Yorgos Lanthimos’s The Lobster wants to be a funny, dystopian dating satire—but ends up feeling like a dark thesis on loneliness that forgot to give us characters we care about. Birds, bees, rhythm, and roses? Check. Hope, charm, emotional pay-off? Dead on arrival.
🦞 Premise That Feels Plucked
The film dumps us into a bizarre world where single people are shipped to a hotel and given 45 days to pair up—or face being turned into animals (yes, literal animals). Colin Farrell plays David, a sad sack who picks “lobster” as his backup animal because, apparently, he enjoys underwater breathing and long lifespans. Along the way we meet limpsters, lispers, and a motley crew of caricatures polished more for concept than humanity
Sure, the setup is eyebrow-raising, but it demands you suspend disbelief on a scale usually reserved for comic book movies. One Redditor perfectly summed it up:
“The Lobster is a weird movie… to enjoy it, viewers have to put aside some normal critical criteria… Otherwise… the movie sucks.”
So if you want to argue philosophy instead of watching a story, pop that lobster bib on tight.
🥾 Characters That Are Nails on a Chalkboard
Colin Farrell’s got the deadpan look down, but he’s playing a ghost in a dystopian hotel, not a man. His character is defined by inaction—and stilted speech—trapped in Lanthimos’s arctic aesthetic. The “loners” in the woods—Rachel Weisz and Léa Seydoux—only serve as vague alt-counterpoints with no real emotional core.
Even The Guardian warned that though it’s initially entrancing, the film “runs out of ideas at its mid-way point”. And indeed, after the clever premise? It’s limp business: sit, stare, repeat.
🎯 Tone-Deaf Satire That’s Just… Tone-Dead
Yes, the film is blackly comic, but satire needs bite. Lanthimos’s brand is so bone-dry it never lands. As Cinema Faith put it: “darkness overwhelms the laughs… appealing from a distance, but a tough journey to the end”. There are clever gags about shared disabilities and forced coupling, but they feel intellectualized—to the point of emotional dehydration.
Richard Brody at The New Yorker criticized it as an “apolitical dystopian drama that falls short artistically and contextually,” lacking real social critique Great—appalling relationships, no critique, and narrative that goes nowhere but underwater.
🧊 Worldbuilding That Melts Under Pressure
Imagine Battle Royale meets Tinder, but without tension. We never see the bigger mechanics of this world. Why this setup? Whose idea was it? The film frames itself like a lab experiment—but leaves us without data, without insight. Colin Farrell himself admits he doesn’t even fully grasp the concept .

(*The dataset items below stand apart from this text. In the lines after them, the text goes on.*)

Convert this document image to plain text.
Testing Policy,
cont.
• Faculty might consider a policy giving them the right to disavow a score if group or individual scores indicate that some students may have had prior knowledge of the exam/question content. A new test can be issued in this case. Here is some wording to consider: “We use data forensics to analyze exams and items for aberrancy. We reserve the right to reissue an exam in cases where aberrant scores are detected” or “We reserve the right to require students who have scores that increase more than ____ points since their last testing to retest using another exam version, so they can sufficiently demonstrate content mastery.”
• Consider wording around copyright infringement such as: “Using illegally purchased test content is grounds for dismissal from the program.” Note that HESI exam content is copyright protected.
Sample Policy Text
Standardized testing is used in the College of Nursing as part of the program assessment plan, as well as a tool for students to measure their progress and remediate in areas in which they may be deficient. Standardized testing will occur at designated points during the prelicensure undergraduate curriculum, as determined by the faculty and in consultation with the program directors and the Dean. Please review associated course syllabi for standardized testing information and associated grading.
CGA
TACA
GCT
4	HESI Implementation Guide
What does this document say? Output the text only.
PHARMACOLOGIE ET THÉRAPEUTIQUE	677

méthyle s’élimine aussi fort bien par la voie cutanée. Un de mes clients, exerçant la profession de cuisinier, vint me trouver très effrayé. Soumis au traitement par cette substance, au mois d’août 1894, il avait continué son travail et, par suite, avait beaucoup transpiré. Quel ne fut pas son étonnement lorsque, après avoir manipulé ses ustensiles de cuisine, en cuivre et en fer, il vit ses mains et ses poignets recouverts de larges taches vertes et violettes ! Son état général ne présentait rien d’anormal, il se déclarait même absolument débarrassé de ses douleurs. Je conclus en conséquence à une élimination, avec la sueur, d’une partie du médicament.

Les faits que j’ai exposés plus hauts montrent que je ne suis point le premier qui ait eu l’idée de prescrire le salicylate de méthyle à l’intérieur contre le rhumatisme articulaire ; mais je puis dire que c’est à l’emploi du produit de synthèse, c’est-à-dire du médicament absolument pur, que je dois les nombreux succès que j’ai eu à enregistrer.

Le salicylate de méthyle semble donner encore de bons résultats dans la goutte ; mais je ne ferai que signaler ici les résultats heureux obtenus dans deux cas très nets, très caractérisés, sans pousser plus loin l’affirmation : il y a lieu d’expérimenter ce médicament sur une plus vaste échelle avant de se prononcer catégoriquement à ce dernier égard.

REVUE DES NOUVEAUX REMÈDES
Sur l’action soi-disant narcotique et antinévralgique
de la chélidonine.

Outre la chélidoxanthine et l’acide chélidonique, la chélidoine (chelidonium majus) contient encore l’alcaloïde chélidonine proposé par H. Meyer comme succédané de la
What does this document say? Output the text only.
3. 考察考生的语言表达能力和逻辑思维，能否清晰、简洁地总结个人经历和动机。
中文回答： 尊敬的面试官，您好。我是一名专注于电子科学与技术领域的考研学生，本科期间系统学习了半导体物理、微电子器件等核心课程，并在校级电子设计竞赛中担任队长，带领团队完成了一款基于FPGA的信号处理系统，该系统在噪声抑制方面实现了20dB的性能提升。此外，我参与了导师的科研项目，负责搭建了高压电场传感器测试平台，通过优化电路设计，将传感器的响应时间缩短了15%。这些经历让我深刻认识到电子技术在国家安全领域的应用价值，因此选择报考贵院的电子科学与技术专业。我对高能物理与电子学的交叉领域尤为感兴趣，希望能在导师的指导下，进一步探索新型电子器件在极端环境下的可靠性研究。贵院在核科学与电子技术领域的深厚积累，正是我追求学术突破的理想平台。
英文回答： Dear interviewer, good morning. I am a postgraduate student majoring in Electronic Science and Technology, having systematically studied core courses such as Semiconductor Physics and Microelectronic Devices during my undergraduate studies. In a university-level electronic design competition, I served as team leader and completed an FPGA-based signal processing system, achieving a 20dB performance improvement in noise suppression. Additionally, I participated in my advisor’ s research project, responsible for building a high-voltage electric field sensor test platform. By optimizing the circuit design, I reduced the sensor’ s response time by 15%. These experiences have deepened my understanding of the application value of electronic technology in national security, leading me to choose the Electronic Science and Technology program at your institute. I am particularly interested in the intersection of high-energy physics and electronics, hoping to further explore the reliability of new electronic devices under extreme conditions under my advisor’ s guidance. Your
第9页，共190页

By the end, the rules feel arbitrary. The system isn’t oppressive—it’s just odd.
🚫 Emotional Squalor Without Payoff
Perhaps worst of all is how dehumanizing it feels. Olivia Colman, Ben Whishaw, John C. Reilly—they’re all stuck in dead-eyed performances meant to create distance. One Metacritic user put it plainly: “it devolves into awful sermonizing that is self defeating and horribly non entertaining” . And when satire sidesteps satire and leaps into sincerity? The result is emotionally hollow.

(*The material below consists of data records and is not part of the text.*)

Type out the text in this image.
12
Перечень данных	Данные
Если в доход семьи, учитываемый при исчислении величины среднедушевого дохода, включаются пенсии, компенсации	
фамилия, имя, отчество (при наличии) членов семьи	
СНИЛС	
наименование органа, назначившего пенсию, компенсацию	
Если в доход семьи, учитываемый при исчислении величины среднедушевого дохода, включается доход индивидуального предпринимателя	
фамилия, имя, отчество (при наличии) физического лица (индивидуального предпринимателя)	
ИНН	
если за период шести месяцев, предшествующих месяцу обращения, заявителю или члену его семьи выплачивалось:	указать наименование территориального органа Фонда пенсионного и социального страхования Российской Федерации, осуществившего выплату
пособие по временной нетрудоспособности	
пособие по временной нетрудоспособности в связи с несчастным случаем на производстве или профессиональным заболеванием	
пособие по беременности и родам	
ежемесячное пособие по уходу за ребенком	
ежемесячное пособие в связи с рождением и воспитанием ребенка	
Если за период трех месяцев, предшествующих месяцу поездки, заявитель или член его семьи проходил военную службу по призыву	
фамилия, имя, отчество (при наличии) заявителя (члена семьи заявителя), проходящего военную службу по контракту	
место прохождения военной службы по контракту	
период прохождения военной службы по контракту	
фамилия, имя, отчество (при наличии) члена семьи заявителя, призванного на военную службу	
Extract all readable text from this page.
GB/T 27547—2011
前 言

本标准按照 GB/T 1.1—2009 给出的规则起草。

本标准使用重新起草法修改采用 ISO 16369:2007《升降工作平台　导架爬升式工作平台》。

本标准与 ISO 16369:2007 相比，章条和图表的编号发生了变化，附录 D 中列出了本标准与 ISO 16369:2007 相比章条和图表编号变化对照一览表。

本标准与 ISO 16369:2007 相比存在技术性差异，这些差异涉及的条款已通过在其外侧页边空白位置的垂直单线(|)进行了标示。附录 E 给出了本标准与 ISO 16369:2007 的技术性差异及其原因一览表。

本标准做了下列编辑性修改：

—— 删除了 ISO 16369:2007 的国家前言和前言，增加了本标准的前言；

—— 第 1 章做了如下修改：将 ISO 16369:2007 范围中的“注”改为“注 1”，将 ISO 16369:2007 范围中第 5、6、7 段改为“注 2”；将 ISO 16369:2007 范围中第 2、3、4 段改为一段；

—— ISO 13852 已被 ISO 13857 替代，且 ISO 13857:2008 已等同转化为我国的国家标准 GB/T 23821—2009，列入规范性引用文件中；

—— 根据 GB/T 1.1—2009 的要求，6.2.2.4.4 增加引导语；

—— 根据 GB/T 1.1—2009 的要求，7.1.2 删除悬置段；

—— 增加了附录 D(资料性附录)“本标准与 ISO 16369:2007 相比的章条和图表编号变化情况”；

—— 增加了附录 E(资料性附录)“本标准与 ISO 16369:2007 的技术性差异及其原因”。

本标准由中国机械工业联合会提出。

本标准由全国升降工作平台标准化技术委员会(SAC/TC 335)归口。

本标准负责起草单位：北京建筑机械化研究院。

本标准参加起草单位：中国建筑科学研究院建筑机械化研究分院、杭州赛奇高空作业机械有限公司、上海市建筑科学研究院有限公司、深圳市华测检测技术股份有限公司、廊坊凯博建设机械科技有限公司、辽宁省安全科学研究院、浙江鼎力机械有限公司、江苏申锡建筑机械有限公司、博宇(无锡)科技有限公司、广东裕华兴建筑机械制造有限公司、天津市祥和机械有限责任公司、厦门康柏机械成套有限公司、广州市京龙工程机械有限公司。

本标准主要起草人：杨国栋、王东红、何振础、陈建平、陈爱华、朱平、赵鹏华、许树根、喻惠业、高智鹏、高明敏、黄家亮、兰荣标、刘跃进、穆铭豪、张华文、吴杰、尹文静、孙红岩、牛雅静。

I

The film ends on a grim shot of Farrell about to gouge out his eyes—a callback to the earlier “short-sighted” couple trope. It’s meant to sting. Instead, it makes you wonder why you wasted 118 minutes in beige dystopia
🧊 Final Verdict: Stylistic Teeth, No Heart
The Lobster is polished—there’s no doubt Lanthimos and cinematographer Thimios Bakatakis know how to shoot a frame. The world evokes absurd dread, and Farrell’s performance is hypnotic in a trance-like way . But satire without stakes is just an academic exercise.
Rating: 1.5 out of 5 lonely lobster claws.
Skip this one unless you want to spend two hours reviewing an anthropology case study where people cry quietly into linen tablecloths. If you want Greek Weird Wave plus soul, try Dogtooth, Alps, or The Favourite. The Lobster? It’s all bubble, no net.